Do-it-yourself cloud backup. The benefit of delegating ROBO backups to a cloud backup service is best suited for small to midsize companies with limited IT resources. For larger firms and companies that want to supplement in-house backup infrastructure with cloud storage, an external backup service provider usually isn’t the best option, mostly because they’re difficult to integrate into the existing backup infrastructure and are likely to end up as isolated backup islands that run in parallel and are independent of the existing backup environment. If the intention is to extend existing backup infrastructure into the cloud, direct backup to cloud storage from the likes of AT&T, Amazon, Microsoft, Nirvanix and Rackspace is the way to go. Direct backup to cloud storage can be done from the backup application, if it supports cloud storage, or via a cloud backup gateway. While Arkeia Network Backup, CommVault Simpana, and Symantec NetBackup and Backup Exec support cloud storage as a backup target, EMC Avamar, EMC NetWorker and IBM Tivoli Storage Manager currently don’t support direct backup to the cloud.

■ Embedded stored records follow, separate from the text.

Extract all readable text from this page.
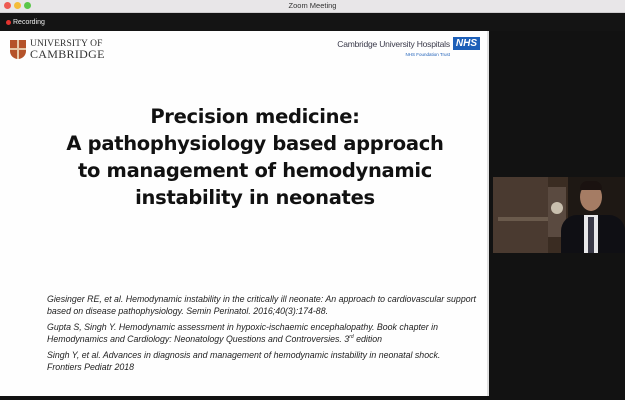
Zoom Meeting
Recording
UNIVERSITY OF
CAMBRIDGE
Cambridge University Hospitals NHS
NHS Foundation Trust
Precision medicine:
A pathophysiology based approach
to management of hemodynamic
instability in neonates
Giesinger RE, et al. Hemodynamic instability in the critically ill neonate: An approach to cardiovascular support based on disease pathophysiology. Semin Perinatol. 2016;40(3):174-88.
Gupta S, Singh Y. Hemodynamic assessment in hypoxic-ischaemic encephalopathy. Book chapter in Hemodynamics and Cardiology: Neonatology Questions and Controversies. 3rd edition
Singh Y, et al. Advances in diagnosis and management of hemodynamic instability in neonatal shock. Frontiers Pediatr 2018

Cloud backup gateways such as Riverbed Whitewater decouple cloud backup from the backup application. Akin to backup target appliances, cloud backup gateways are disk targets to which backup applications write. They manage communication and interface with cloud storage providers, and perform tasks such as deduplication, compression, encryption and scheduling. Furthermore, they allow recent backups to be kept on-premises for quick recovery.
ROBO backup trends
The dismal state of ROBO backups should be a specter of the past. With the emergence of non-tape-based options, there’s no longer an excuse for mediocre and negligent data protection of remote-office and branch-office data. From technical advances in networking and security, backup applications with features like dedupe and cloud integration, to cloud backup MSPs and cloud backup gateways, IT managers now have an arsenal of options to judiciously and cost-effectively protect remote-office data. Even though tape is still alive in many places, the trend is clearly toward disk-based backups, centralization and adoption of the cloud as a viable backup media.
BIO: Jacob N. Gsoedl is a freelance writer and a corporate director for business systems.